Cientistas portugueses fizeram expedição à península Antárctica para estudar degelo
Objectivo da expedição da Universidade do Porto à Antárctica foi compreender impactos dos rios atmosféricos no degelo e na precipitação, informação que ajuda a prever a perda de massa dos glaciares.
Investigadores do Centro Interdisciplinar de Investigação Marinha e Ambiental (CIIMAR) realizaram uma expedição à península Antárctica para compreender os impactos dos rios atmosféricos no degelo e precipitação, informação que pode ajudar a prever a perda de massa dos glaciares.
A investigadora do centro da Universidade do Porto que liderou a expedição esclareceu, esta segunda-feira, que o projecto intitulado APMAR2 visava “compreender melhor” os impactos dos rios atmosféricos no degelo e precipitação, mas também realizar medições e fazer “uma recolha intensa de observações”.
A expedição realizou-se entre Fevereiro e Março na ilha do Rei George, a maior ilha do Shetland do Sul, perto da Península Antárctica, onde os investigadores estiveram a trabalhar na estação coreana King Sejong e nos glaciares em redor.

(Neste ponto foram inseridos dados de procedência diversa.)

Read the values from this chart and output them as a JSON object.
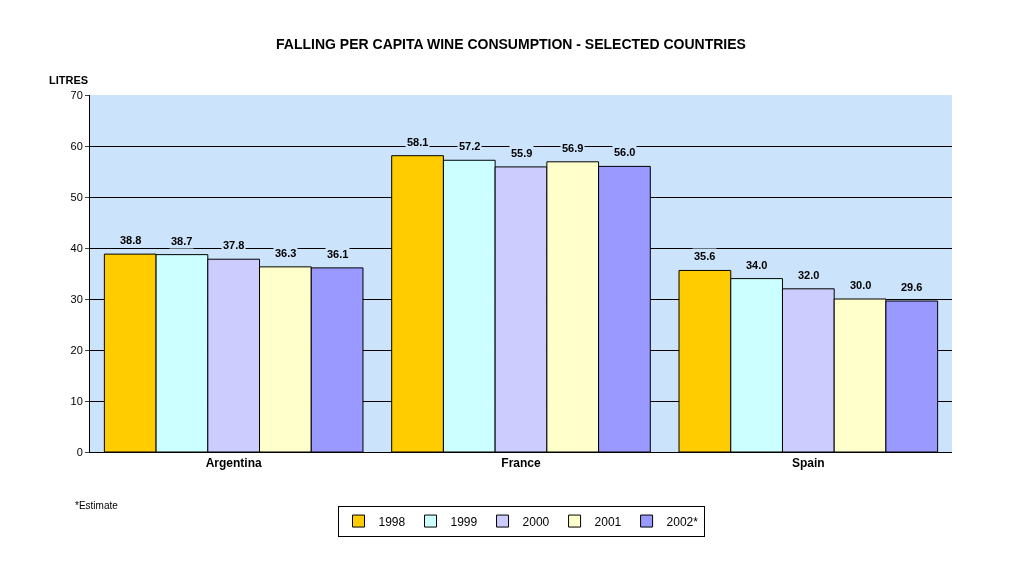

Segundo a investigadora Irina Gorodetskaya, a península Antárctica tem aquecido “muito mais” do que o resto do continente, sendo que, a par do aquecimento, tem também sido observada uma desintegração das plataformas de gelo, especialmente na plataforma de gelo Larsen.
“O aquecimento e o degelo não têm sido contínuos, mas sim, marcados por uma maior frequência e amplitude de fenómenos extremos, como ondas de calor e grandes fenómenos de degelo. Era isso que queríamos investigar, processos durante eventos climáticos extremos de curta duração, especialmente os associados a rios atmosféricos”, esclareceu.
Os rios atmosféricos são “rios no céu invisíveis”, isto é, longos corredores de transporte de vapor de água que se concentram maioritariamente nos primeiros três quilómetros acima da superfície.
Estes rios têm origem nas regiões subtropicais e acarretam humidade e calor para as latitudes médias, chegando, alguns deles, a latitudes polares.
“Quando atingem a Antárctica podem provocar grandes fenómenos de degelo à superfície, bem como um aumento da precipitação”, referiu a investigadora.
Segundo Irina Gorodetskaya, o impacto destes rios no degelo e na precipitação à superfície ajudará a “prever a futura perda de massa do manto de gelo antárctico”, fenómeno que tem como principal consequência a subida do nível do mar.
“Os rios atmosféricos podem ter impactos contrastantes no balanço de massa à superfície da Antárctida”, salientou a investigadora, esclarecendo que, tanto podem “trazer uma queda de neve muito intensa”, como “condições muito quentes que provocaram uma grande fusão à superfície”.
Na ilha do Rei George, a equipa de investigadores lançou radiossondas para medir a “estrutura termodinâmica da troposfera e da estratosfera inferior”, bem como radiossondas com sensores especiais de nuvens para recolher informação sobre o conteúdo de água liquida sobrearrefecida nas nuvens.
Durante os eventos de precipitação, os investigadores recolheram também amostras de chuva e neve, para, posteriormente, serem analisados em laboratório a fim de perceber a sua composição microbiológica e química.
Instalação de radar meteorológico
Na ilha do Rei George foi ainda instalado um radar meteorológico que fornece “perfis verticais de precipitação” e que vai funcionar de forma contínua e autónoma durante todo o ano, sendo que os dados recolhidos pelo radar serão enviados, diariamente, para um servidor do CIIMAR.
“Será o primeiro radar a funcionar a longo prazo nas ilhas Shetland do Sul que fornecerá não só as quantidades de precipitação, mas também os seus mecanismos de formação e propriedades”, salientou Irina, acrescentando que será possível “observar a queda de neve no inverno na ilha Rei George quase em tempo real”.
No próximo início do Inverno na Antárctida, está prevista uma nova campanha de acompanhamento no terreno para verificar o radar, prepará-lo para “mais um ano” e efectuar novas medições.
O projecto APMAR2 é financiado pelo Programa Polar Português (PROPOLAR), em colaboração com o Instituto de Investigação Polar da Coreia. A instalação do radar de precipitação foi possível através da colaboração com o Instituto Francês de Geociências do Ambiente (IGE, na sigla em francês).